Today’s statistical schedule is quite heavily front loaded, with further key elements of Australian Q3 GDP, Housing Finance and MI Inflation Gauge, German Trade, Turkish and Swiss CPI to digest, with only US Factory Orders and Brazil’s Current Account ahead. There will be plenty of ECB speakers, though only Lagarde and de Guindos are likely to talk about the economic and policy outlooks. The overnight run of Australian and German data were remarkable for the large misses relative to forecasts, perhaps a further indication of just how much VUCA (Volatility, Uncertainty, Complexity & Ambiguity) is the dominant feature of the global economy.

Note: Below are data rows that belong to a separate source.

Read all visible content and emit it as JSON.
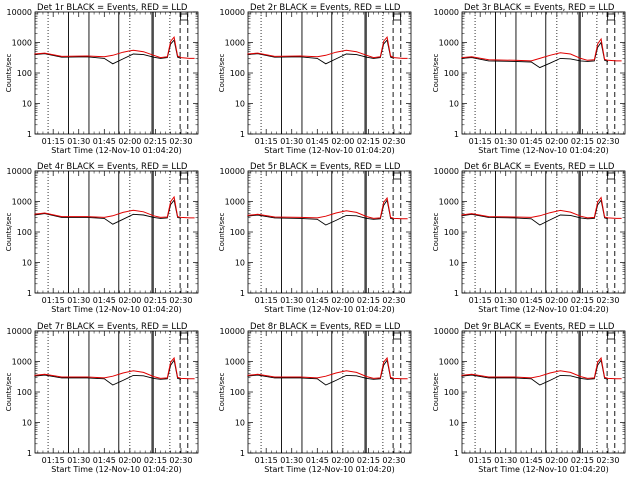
{
  "chart_data": [
    {
      "type": "line",
      "title": "Det 1r BLACK = Events, RED = LLD",
      "xlabel": "Start Time (12-Nov-10 01:04:20)",
      "ylabel": "Counts/sec",
      "yscale": "log",
      "ylim": [
        1,
        10000
      ],
      "xticks": [
        "01:15",
        "01:30",
        "01:45",
        "02:00",
        "02:15",
        "02:30"
      ],
      "yticks": [
        "1",
        "10",
        "100",
        "1000",
        "10000"
      ],
      "series": [
        {
          "color": "#000000",
          "x": [
            "01:04",
            "01:10",
            "01:20",
            "01:35",
            "01:45",
            "01:50",
            "01:56",
            "02:02",
            "02:08",
            "02:14",
            "02:18",
            "02:22",
            "02:24",
            "02:26",
            "02:28",
            "02:30"
          ],
          "values": [
            400,
            430,
            330,
            340,
            300,
            200,
            290,
            420,
            400,
            330,
            300,
            320,
            900,
            1200,
            330,
            300
          ]
        },
        {
          "color": "#e00000",
          "x": [
            "01:04",
            "01:10",
            "01:20",
            "01:35",
            "01:45",
            "01:50",
            "01:56",
            "02:02",
            "02:08",
            "02:14",
            "02:18",
            "02:22",
            "02:24",
            "02:26",
            "02:28",
            "02:30",
            "02:35",
            "02:38"
          ],
          "values": [
            420,
            450,
            350,
            360,
            340,
            380,
            480,
            560,
            500,
            380,
            320,
            340,
            1100,
            1500,
            360,
            320,
            300,
            300
          ]
        }
      ]
    },
    {
      "type": "line",
      "title": "Det 2r BLACK = Events, RED = LLD",
      "xlabel": "Start Time (12-Nov-10 01:04:20)",
      "ylabel": "Counts/sec",
      "yscale": "log",
      "ylim": [
        1,
        10000
      ],
      "xticks": [
        "01:15",
        "01:30",
        "01:45",
        "02:00",
        "02:15",
        "02:30"
      ],
      "yticks": [
        "1",
        "10",
        "100",
        "1000",
        "10000"
      ],
      "series": [
        {
          "color": "#000000",
          "x": [
            "01:04",
            "01:10",
            "01:20",
            "01:35",
            "01:45",
            "01:50",
            "01:56",
            "02:02",
            "02:08",
            "02:14",
            "02:18",
            "02:22",
            "02:24",
            "02:26",
            "02:28",
            "02:30"
          ],
          "values": [
            400,
            430,
            330,
            340,
            300,
            200,
            290,
            420,
            400,
            330,
            300,
            320,
            900,
            1200,
            330,
            300
          ]
        },
        {
          "color": "#e00000",
          "x": [
            "01:04",
            "01:10",
            "01:20",
            "01:35",
            "01:45",
            "01:50",
            "01:56",
            "02:02",
            "02:08",
            "02:14",
            "02:18",
            "02:22",
            "02:24",
            "02:26",
            "02:28",
            "02:30",
            "02:35",
            "02:38"
          ],
          "values": [
            420,
            450,
            350,
            360,
            340,
            380,
            480,
            560,
            500,
            380,
            320,
            340,
            1100,
            1500,
            360,
            320,
            300,
            300
          ]
        }
      ]
    },
    {
      "type": "line",
      "title": "Det 3r BLACK = Events, RED = LLD",
      "xlabel": "Start Time (12-Nov-10 01:04:20)",
      "ylabel": "Counts/sec",
      "yscale": "log",
      "ylim": [
        1,
        10000
      ],
      "xticks": [
        "01:15",
        "01:30",
        "01:45",
        "02:00",
        "02:15",
        "02:30"
      ],
      "yticks": [
        "1",
        "10",
        "100",
        "1000",
        "10000"
      ],
      "series": [
        {
          "color": "#000000",
          "x": [
            "01:04",
            "01:10",
            "01:20",
            "01:35",
            "01:45",
            "01:50",
            "01:56",
            "02:02",
            "02:08",
            "02:14",
            "02:18",
            "02:22",
            "02:24",
            "02:26",
            "02:28",
            "02:30"
          ],
          "values": [
            300,
            320,
            250,
            240,
            230,
            150,
            210,
            300,
            290,
            250,
            240,
            250,
            700,
            1000,
            260,
            240
          ]
        },
        {
          "color": "#e00000",
          "x": [
            "01:04",
            "01:10",
            "01:20",
            "01:35",
            "01:45",
            "01:50",
            "01:56",
            "02:02",
            "02:08",
            "02:14",
            "02:18",
            "02:22",
            "02:24",
            "02:26",
            "02:28",
            "02:30",
            "02:35",
            "02:38"
          ],
          "values": [
            320,
            340,
            270,
            260,
            250,
            300,
            380,
            460,
            420,
            300,
            260,
            270,
            900,
            1300,
            280,
            260,
            250,
            250
          ]
        }
      ]
    },
    {
      "type": "line",
      "title": "Det 4r BLACK = Events, RED = LLD",
      "xlabel": "Start Time (12-Nov-10 01:04:20)",
      "ylabel": "Counts/sec",
      "yscale": "log",
      "ylim": [
        1,
        10000
      ],
      "xticks": [
        "01:15",
        "01:30",
        "01:45",
        "02:00",
        "02:15",
        "02:30"
      ],
      "yticks": [
        "1",
        "10",
        "100",
        "1000",
        "10000"
      ],
      "series": [
        {
          "color": "#000000",
          "x": [
            "01:04",
            "01:10",
            "01:20",
            "01:35",
            "01:45",
            "01:50",
            "01:56",
            "02:02",
            "02:08",
            "02:14",
            "02:18",
            "02:22",
            "02:24",
            "02:26",
            "02:28",
            "02:30"
          ],
          "values": [
            360,
            400,
            300,
            300,
            280,
            180,
            260,
            380,
            360,
            300,
            280,
            290,
            800,
            1100,
            300,
            280
          ]
        },
        {
          "color": "#e00000",
          "x": [
            "01:04",
            "01:10",
            "01:20",
            "01:35",
            "01:45",
            "01:50",
            "01:56",
            "02:02",
            "02:08",
            "02:14",
            "02:18",
            "02:22",
            "02:24",
            "02:26",
            "02:28",
            "02:30",
            "02:35",
            "02:38"
          ],
          "values": [
            380,
            420,
            320,
            320,
            300,
            340,
            440,
            520,
            460,
            340,
            300,
            310,
            1000,
            1400,
            320,
            300,
            290,
            290
          ]
        }
      ]
    },
    {
      "type": "line",
      "title": "Det 5r BLACK = Events, RED = LLD",
      "xlabel": "Start Time (12-Nov-10 01:04:20)",
      "ylabel": "Counts/sec",
      "yscale": "log",
      "ylim": [
        1,
        10000
      ],
      "xticks": [
        "01:15",
        "01:30",
        "01:45",
        "02:00",
        "02:15",
        "02:30"
      ],
      "yticks": [
        "1",
        "10",
        "100",
        "1000",
        "10000"
      ],
      "series": [
        {
          "color": "#000000",
          "x": [
            "01:04",
            "01:10",
            "01:20",
            "01:35",
            "01:45",
            "01:50",
            "01:56",
            "02:02",
            "02:08",
            "02:14",
            "02:18",
            "02:22",
            "02:24",
            "02:26",
            "02:28",
            "02:30"
          ],
          "values": [
            330,
            360,
            290,
            280,
            260,
            170,
            240,
            350,
            340,
            280,
            260,
            270,
            750,
            1100,
            280,
            260
          ]
        },
        {
          "color": "#e00000",
          "x": [
            "01:04",
            "01:10",
            "01:20",
            "01:35",
            "01:45",
            "01:50",
            "01:56",
            "02:02",
            "02:08",
            "02:14",
            "02:18",
            "02:22",
            "02:24",
            "02:26",
            "02:28",
            "02:30",
            "02:35",
            "02:38"
          ],
          "values": [
            350,
            380,
            310,
            300,
            290,
            330,
            420,
            500,
            440,
            320,
            280,
            290,
            950,
            1300,
            300,
            280,
            270,
            270
          ]
        }
      ]
    },
    {
      "type": "line",
      "title": "Det 6r BLACK = Events, RED = LLD",
      "xlabel": "Start Time (12-Nov-10 01:04:20)",
      "ylabel": "Counts/sec",
      "yscale": "log",
      "ylim": [
        1,
        10000
      ],
      "xticks": [
        "01:15",
        "01:30",
        "01:45",
        "02:00",
        "02:15",
        "02:30"
      ],
      "yticks": [
        "1",
        "10",
        "100",
        "1000",
        "10000"
      ],
      "series": [
        {
          "color": "#000000",
          "x": [
            "01:04",
            "01:10",
            "01:20",
            "01:35",
            "01:45",
            "01:50",
            "01:56",
            "02:02",
            "02:08",
            "02:14",
            "02:18",
            "02:22",
            "02:24",
            "02:26",
            "02:28",
            "02:30"
          ],
          "values": [
            340,
            380,
            300,
            290,
            270,
            170,
            250,
            360,
            350,
            290,
            270,
            280,
            780,
            1100,
            290,
            270
          ]
        },
        {
          "color": "#e00000",
          "x": [
            "01:04",
            "01:10",
            "01:20",
            "01:35",
            "01:45",
            "01:50",
            "01:56",
            "02:02",
            "02:08",
            "02:14",
            "02:18",
            "02:22",
            "02:24",
            "02:26",
            "02:28",
            "02:30",
            "02:35",
            "02:38"
          ],
          "values": [
            360,
            400,
            320,
            310,
            300,
            340,
            430,
            510,
            450,
            330,
            290,
            300,
            980,
            1350,
            310,
            290,
            280,
            280
          ]
        }
      ]
    },
    {
      "type": "line",
      "title": "Det 7r BLACK = Events, RED = LLD",
      "xlabel": "Start Time (12-Nov-10 01:04:20)",
      "ylabel": "Counts/sec",
      "yscale": "log",
      "ylim": [
        1,
        10000
      ],
      "xticks": [
        "01:15",
        "01:30",
        "01:45",
        "02:00",
        "02:15",
        "02:30"
      ],
      "yticks": [
        "1",
        "10",
        "100",
        "1000",
        "10000"
      ],
      "series": [
        {
          "color": "#000000",
          "x": [
            "01:04",
            "01:10",
            "01:20",
            "01:35",
            "01:45",
            "01:50",
            "01:56",
            "02:02",
            "02:08",
            "02:14",
            "02:18",
            "02:22",
            "02:24",
            "02:26",
            "02:28",
            "02:30"
          ],
          "values": [
            330,
            360,
            290,
            290,
            270,
            170,
            240,
            350,
            340,
            280,
            260,
            270,
            760,
            1100,
            280,
            260
          ]
        },
        {
          "color": "#e00000",
          "x": [
            "01:04",
            "01:10",
            "01:20",
            "01:35",
            "01:45",
            "01:50",
            "01:56",
            "02:02",
            "02:08",
            "02:14",
            "02:18",
            "02:22",
            "02:24",
            "02:26",
            "02:28",
            "02:30",
            "02:35",
            "02:38"
          ],
          "values": [
            350,
            380,
            310,
            310,
            290,
            330,
            420,
            500,
            440,
            320,
            280,
            290,
            960,
            1300,
            300,
            280,
            270,
            270
          ]
        }
      ]
    },
    {
      "type": "line",
      "title": "Det 8r BLACK = Events, RED = LLD",
      "xlabel": "Start Time (12-Nov-10 01:04:20)",
      "ylabel": "Counts/sec",
      "yscale": "log",
      "ylim": [
        1,
        10000
      ],
      "xticks": [
        "01:15",
        "01:30",
        "01:45",
        "02:00",
        "02:15",
        "02:30"
      ],
      "yticks": [
        "1",
        "10",
        "100",
        "1000",
        "10000"
      ],
      "series": [
        {
          "color": "#000000",
          "x": [
            "01:04",
            "01:10",
            "01:20",
            "01:35",
            "01:45",
            "01:50",
            "01:56",
            "02:02",
            "02:08",
            "02:14",
            "02:18",
            "02:22",
            "02:24",
            "02:26",
            "02:28",
            "02:30"
          ],
          "values": [
            330,
            360,
            290,
            290,
            270,
            170,
            240,
            350,
            340,
            280,
            260,
            270,
            760,
            1100,
            280,
            260
          ]
        },
        {
          "color": "#e00000",
          "x": [
            "01:04",
            "01:10",
            "01:20",
            "01:35",
            "01:45",
            "01:50",
            "01:56",
            "02:02",
            "02:08",
            "02:14",
            "02:18",
            "02:22",
            "02:24",
            "02:26",
            "02:28",
            "02:30",
            "02:35",
            "02:38"
          ],
          "values": [
            350,
            380,
            310,
            310,
            290,
            330,
            420,
            500,
            440,
            320,
            280,
            290,
            960,
            1300,
            300,
            280,
            270,
            270
          ]
        }
      ]
    },
    {
      "type": "line",
      "title": "Det 9r BLACK = Events, RED = LLD",
      "xlabel": "Start Time (12-Nov-10 01:04:20)",
      "ylabel": "Counts/sec",
      "yscale": "log",
      "ylim": [
        1,
        10000
      ],
      "xticks": [
        "01:15",
        "01:30",
        "01:45",
        "02:00",
        "02:15",
        "02:30"
      ],
      "yticks": [
        "1",
        "10",
        "100",
        "1000",
        "10000"
      ],
      "series": [
        {
          "color": "#000000",
          "x": [
            "01:04",
            "01:10",
            "01:20",
            "01:35",
            "01:45",
            "01:50",
            "01:56",
            "02:02",
            "02:08",
            "02:14",
            "02:18",
            "02:22",
            "02:24",
            "02:26",
            "02:28",
            "02:30"
          ],
          "values": [
            330,
            360,
            290,
            290,
            270,
            170,
            240,
            350,
            340,
            280,
            260,
            270,
            760,
            1100,
            280,
            260
          ]
        },
        {
          "color": "#e00000",
          "x": [
            "01:04",
            "01:10",
            "01:20",
            "01:35",
            "01:45",
            "01:50",
            "01:56",
            "02:02",
            "02:08",
            "02:14",
            "02:18",
            "02:22",
            "02:24",
            "02:26",
            "02:28",
            "02:30",
            "02:35",
            "02:38"
          ],
          "values": [
            350,
            380,
            310,
            310,
            290,
            330,
            420,
            500,
            440,
            320,
            280,
            290,
            960,
            1300,
            300,
            280,
            270,
            270
          ]
        }
      ]
    }
  ]
}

While some rebound in Australian Q3 Inventories after a revised Q2 fall of -1.3% q/q was always possible, the 1.2% q/q rebound against forecasts of -0.8% q/q begs the question of whether this was a typical restocking or an involuntary accumulation; be that as it may, it imparts a key upside risks to Wednesday’s Q3 GDP. Meanwhile the surge in Australia’s Housing Finance (5.4% m/m) despite the rise in rates adds to the RBA’s quandary on rates. The drop in both German Exports (-0.2% m/m after -2.5% in September) and Imports (-1.2% m/m vs. prior -1.9%) underlines the continued weakness in external demand, as well as reduced domestic demand for primary and intermediate goods as industry retrenches.